Mia: Die Weihnachtszeit ist cool hier, da backen wir Plätzchen, und Fasching auch, da verkleiden wir uns und feiern. Einmal kam der Nikolaus. Ein Kind hatte Angst. Der Nikolaus hat hier bei uns im Wohnzimmer gesessen und nacheinander jedem Kind ein Geschenk gegeben. Ich habe aus der Küche Plätzchen geholt und jedem Kind eines gegeben, damit es das dem Nikolaus geben konnte.
Ihre Traumkindertagespflege in 10 Jahren: Was hat sich verändert? Wie sieht diese aus?
Mia: Die Wände hätten andere Farben! Und unser Haus wäre größer.

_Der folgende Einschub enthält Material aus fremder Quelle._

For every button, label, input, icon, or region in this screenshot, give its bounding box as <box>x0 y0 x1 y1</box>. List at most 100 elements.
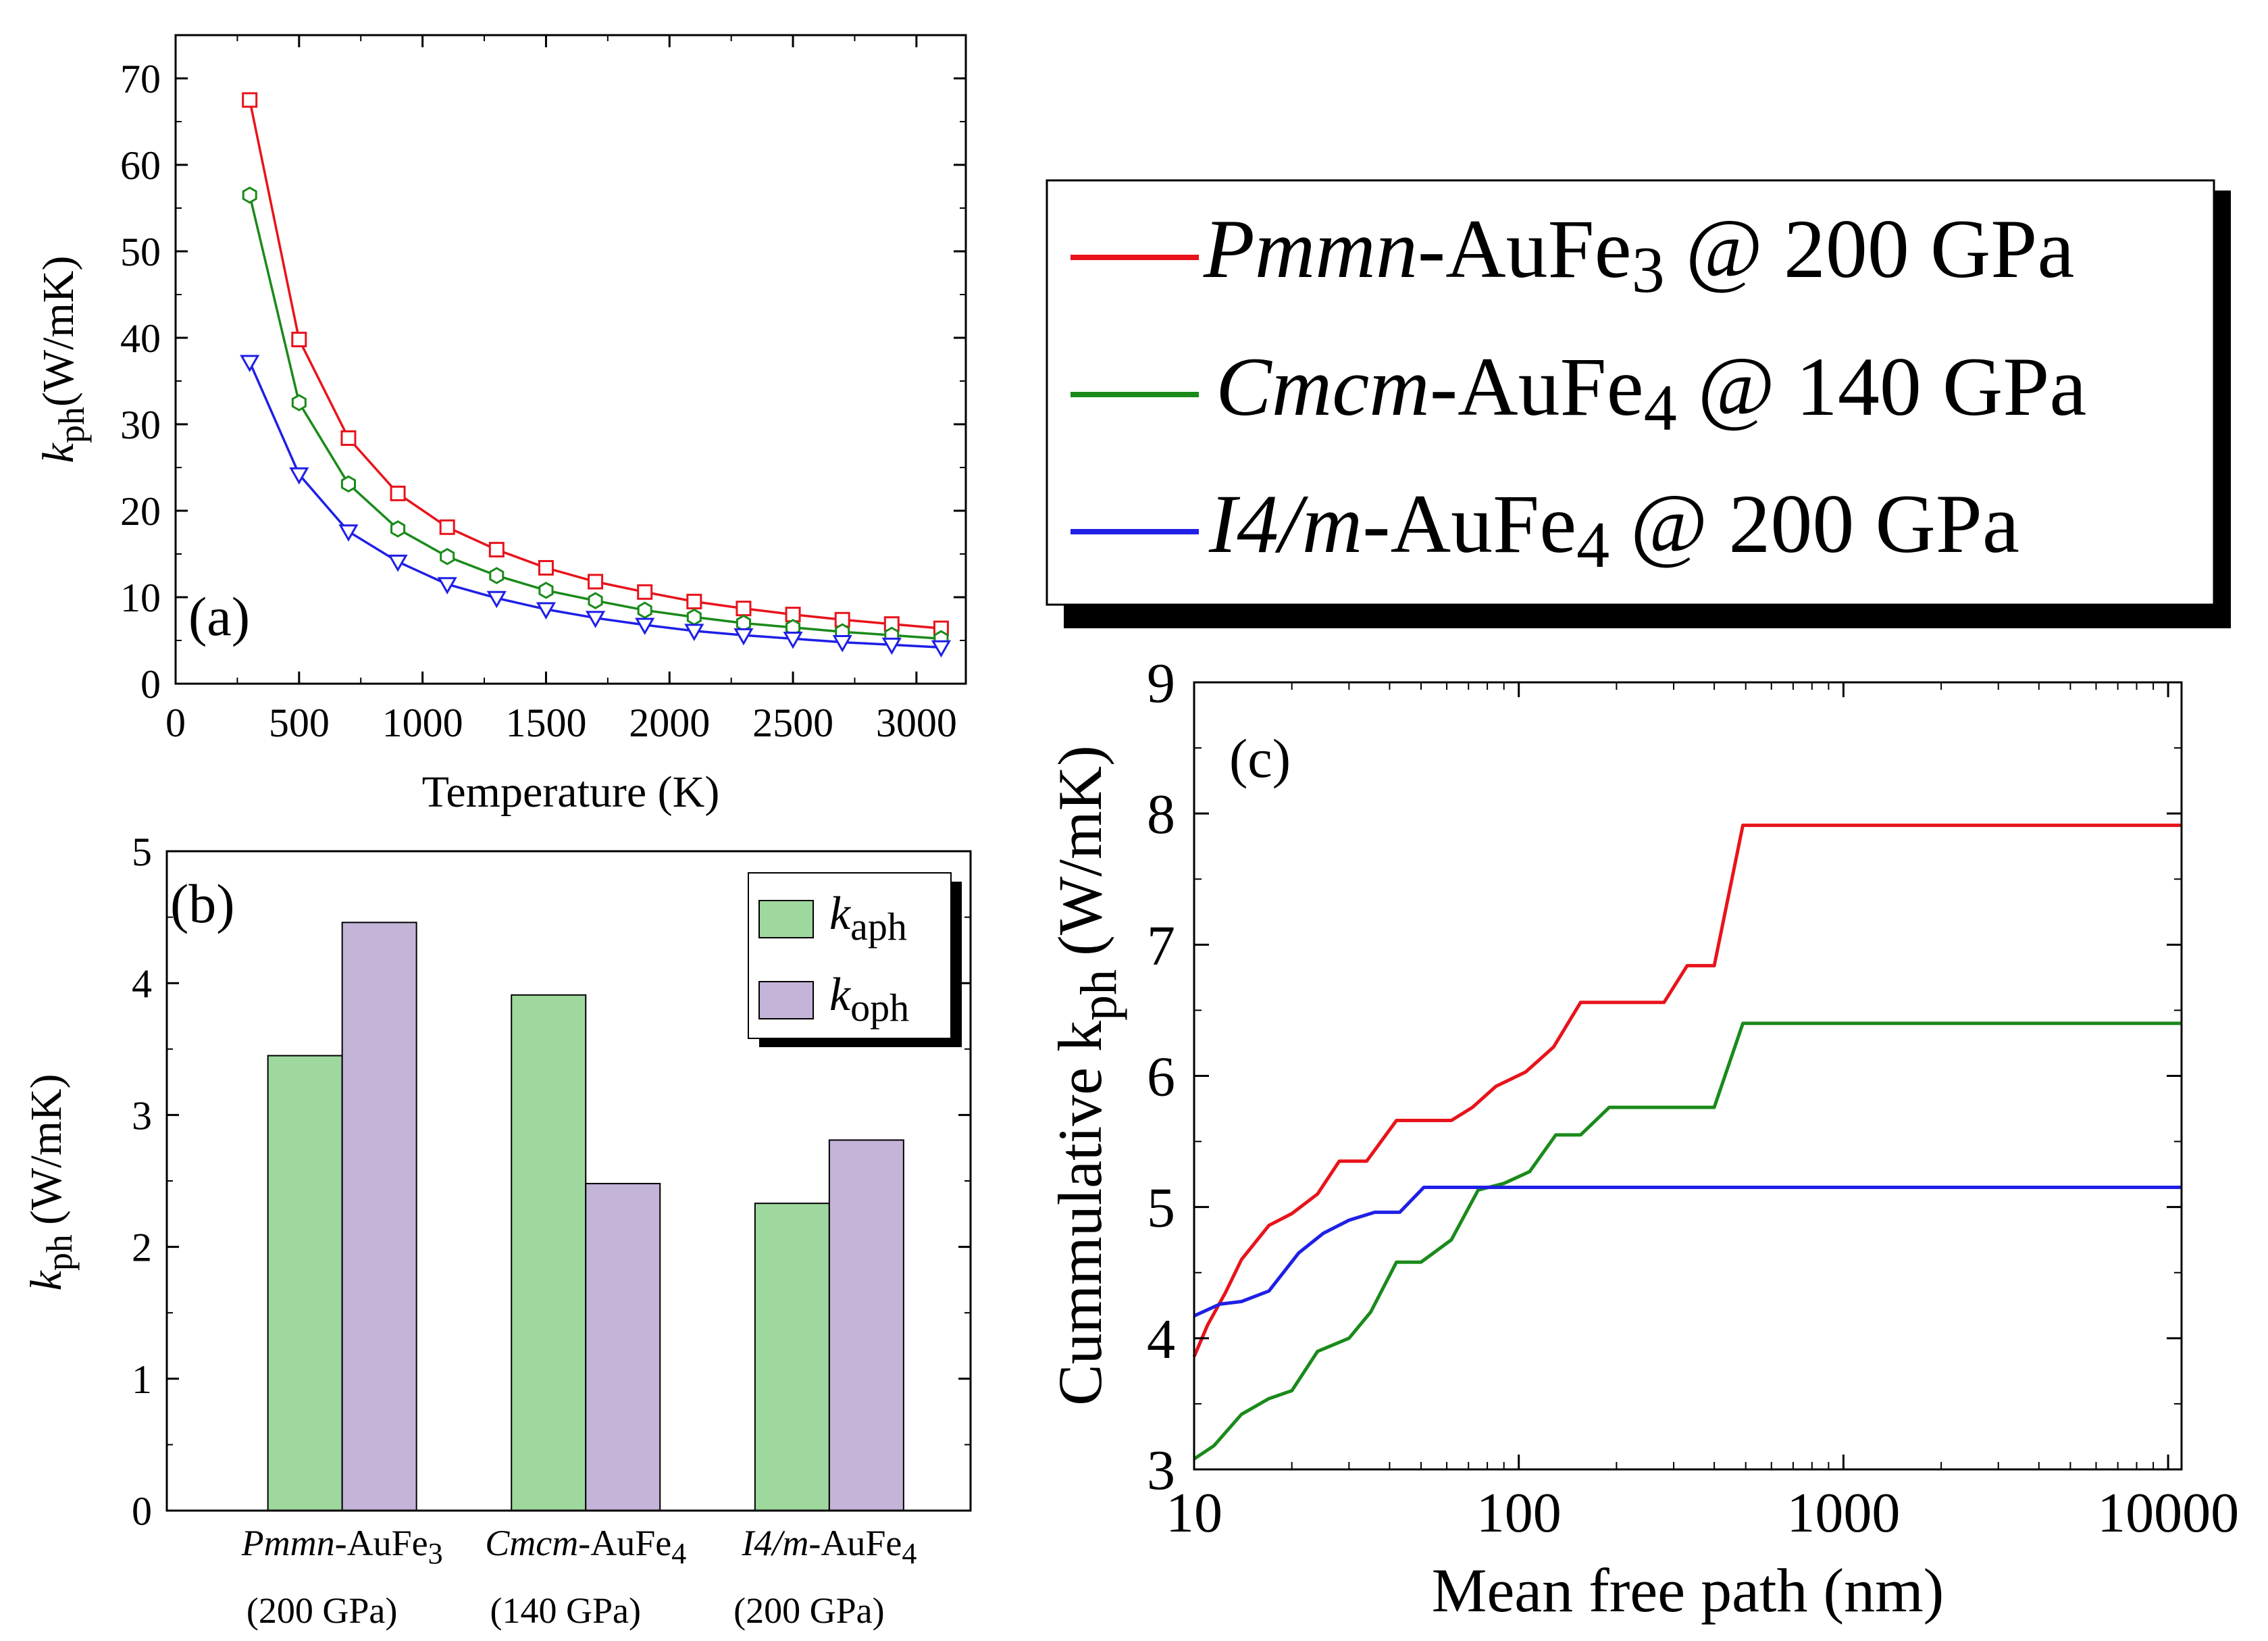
a-marker-0-1500 <box>538 559 554 576</box>
a-marker-2-700 <box>338 524 359 542</box>
panel-a-axes: 0 500 1000 1500 2000 2500 3000 0 10 20 30 40 50 60 70 <box>120 35 966 745</box>
a-marker-2-300 <box>240 355 260 372</box>
a-xtick-label-3000: 3000 <box>876 701 957 745</box>
b-category-sub-2: 4 <box>902 1537 917 1570</box>
a-marker-0-1700 <box>588 574 604 590</box>
b-category-pressure-1: (140 GPa) <box>490 1590 641 1631</box>
panel-a: 0 500 1000 1500 2000 2500 3000010203040506070 … <box>34 34 967 817</box>
legend-label-oph-k: k <box>829 969 852 1021</box>
a-marker-0-900 <box>390 485 406 501</box>
legend-swatch-aph <box>758 900 814 938</box>
b-ytick-label-5: 5 <box>132 830 152 874</box>
a-ytick-label-60: 60 <box>120 143 161 188</box>
a-marker-2-2300 <box>733 628 754 646</box>
panel-b-category-labels: Pmmn-AuFe3(200 GPa)Cmcm-AuFe4(140 GPa)I4… <box>241 1523 917 1631</box>
b-ytick-label-0: 0 <box>132 1489 152 1534</box>
a-marker-2-1100 <box>437 577 457 595</box>
panel-c-ylabel-main: Cummulative k <box>1046 1021 1114 1406</box>
a-ytick-label-0: 0 <box>140 662 161 707</box>
a-marker-2-2100 <box>684 624 704 641</box>
panel-a-ylabel-sub: ph <box>51 407 92 443</box>
panel-a-ylabel-k: k <box>34 442 83 463</box>
c-xtick-label-10: 10 <box>1166 1482 1222 1544</box>
a-marker-2-1900 <box>635 617 655 635</box>
a-marker-0-700 <box>340 430 357 446</box>
panel-c-ylabel: Cummulative kph (W/mK) <box>1046 745 1127 1406</box>
legend-text-cmcm-name: Cmcm <box>1216 340 1430 433</box>
a-ytick-label-20: 20 <box>120 489 161 534</box>
panel-c: 10 100 1000 10000 3 4 5 6 7 8 9 (c) Mean free path… <box>1046 652 2239 1625</box>
a-marker-2-1700 <box>585 611 606 628</box>
legend-text-i4m-name: I4/m <box>1208 478 1362 570</box>
panel-b-ylabel-k: k <box>22 1269 71 1290</box>
panel-a-series <box>240 92 952 658</box>
a-marker-2-900 <box>388 555 408 572</box>
a-marker-2-2700 <box>832 635 852 653</box>
c-line-cmcm-aufe4-140-gpa <box>1193 1021 2182 1461</box>
a-ytick-label-50: 50 <box>120 230 161 274</box>
panel-a-xlabel: Temperature (K) <box>422 767 720 817</box>
panel-b-legend: kaph koph <box>748 872 962 1047</box>
panel-c-axes: 10 100 1000 10000 3 4 5 6 7 8 9 <box>1147 652 2239 1544</box>
panel-b-ylabel-sub: ph <box>39 1234 80 1271</box>
b-category-name-1: Cmcm <box>485 1523 578 1563</box>
c-line-i4-m-aufe4-200-gpa <box>1193 1186 2182 1318</box>
b-bar-k_oph-0 <box>341 922 417 1511</box>
a-marker-0-2300 <box>736 601 752 617</box>
a-xtick-label-1500: 1500 <box>505 701 586 745</box>
a-ytick-label-70: 70 <box>120 57 161 101</box>
legend-text-cmcm: Cmcm-AuFe4 @ 140 GPa <box>1216 340 2086 445</box>
legend-text-i4m: I4/m-AuFe4 @ 200 GPa <box>1208 478 2019 582</box>
c-xtick-label-1000: 1000 <box>1786 1482 1900 1544</box>
panel-c-series <box>1192 824 2182 1461</box>
legend-text-cmcm-sub: 4 <box>1644 372 1677 445</box>
b-category-label-1: Cmcm-AuFe4 <box>485 1523 686 1570</box>
a-marker-2-2900 <box>881 637 902 655</box>
b-category-pressure-2: (200 GPa) <box>733 1590 884 1631</box>
c-ytick-label-5: 5 <box>1147 1177 1175 1240</box>
panel-c-ylabel-sub: ph <box>1071 969 1127 1021</box>
panel-b-axes: 0 1 2 3 4 5 <box>132 830 971 1534</box>
a-marker-2-1300 <box>486 590 507 609</box>
b-bar-k_oph-2 <box>828 1139 904 1512</box>
panel-a-ylabel: kph(W/mK) <box>34 256 92 463</box>
c-ytick-label-6: 6 <box>1147 1046 1175 1109</box>
b-category-pressure-0: (200 GPa) <box>247 1590 397 1631</box>
a-marker-1-1300 <box>489 567 505 584</box>
b-category-name-0: Pmmn <box>241 1523 335 1563</box>
c-ytick-label-4: 4 <box>1147 1308 1175 1371</box>
legend-label-aph-sub: aph <box>850 905 907 949</box>
c-ytick-label-3: 3 <box>1147 1439 1175 1502</box>
b-category-sub-1: 4 <box>671 1537 686 1570</box>
legend-text-i4m-compound: -AuFe <box>1362 478 1576 570</box>
panel-a-label: (a) <box>188 586 250 647</box>
b-category-label-0: Pmmn-AuFe3 <box>241 1523 443 1570</box>
legend-text-i4m-sub: 4 <box>1576 509 1609 582</box>
panel-b-ylabel: kph (W/mK) <box>22 1074 80 1291</box>
a-marker-1-1500 <box>538 582 554 599</box>
a-marker-1-1700 <box>588 592 603 609</box>
panel-a-ylabel-unit: (W/mK) <box>34 256 83 407</box>
legend-text-pmmn-sub: 3 <box>1632 234 1665 307</box>
a-marker-0-1900 <box>637 584 653 600</box>
legend-label-aph: kaph <box>829 888 907 949</box>
c-xtick-label-100: 100 <box>1476 1482 1562 1544</box>
a-marker-1-300 <box>242 186 257 204</box>
legend-text-pmmn-name: Pmmn <box>1203 203 1418 295</box>
panel-b-ylabel-unit: (W/mK) <box>22 1074 71 1226</box>
panel-c-xlabel: Mean free path (nm) <box>1432 1556 1944 1625</box>
a-marker-2-1500 <box>536 602 557 620</box>
legend-swatch-oph <box>758 981 814 1019</box>
b-bar-k_aph-0 <box>267 1055 343 1512</box>
b-ytick-label-2: 2 <box>132 1226 152 1270</box>
panel-b-bars <box>267 922 904 1512</box>
b-category-sub-0: 3 <box>428 1537 443 1570</box>
b-bar-k_aph-2 <box>754 1203 830 1511</box>
a-xtick-label-0: 0 <box>165 701 186 745</box>
a-marker-1-900 <box>390 520 406 538</box>
panel-c-label: (c) <box>1229 728 1291 789</box>
a-marker-1-2100 <box>686 608 702 626</box>
legend-text-pmmn-compound: -AuFe <box>1418 203 1632 295</box>
b-category-compound-1: -AuFe <box>578 1523 671 1563</box>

Natia: Mein Traum wäre es, in zehn Jahren nicht mehr in meinen privaten Räumen zu betreuen, sondern separate Räume anzumieten. So hätte ich mehr Platz und könnte alles komplett kleinkindgerecht einrichten, von der Garderobe über den Essplatz bis hin zum Schlafraum. Derzeit wechsele ich oft die Spielangebote aus, um den Platz gut auszunutzen. Es wäre schön, wenn ich mehrere Sachen parallel aufgebaut stehen lassen könnte.
Mia: Ich möchte auch Tagesmutter werden genau wie meine Mutter. Wenn ich aus der Schule komme und die Kinder hier sehe, wird mir immer direkt klar, dass ich sie jetzt in den Arm nehmen muss, weil ich sie so sehr mag.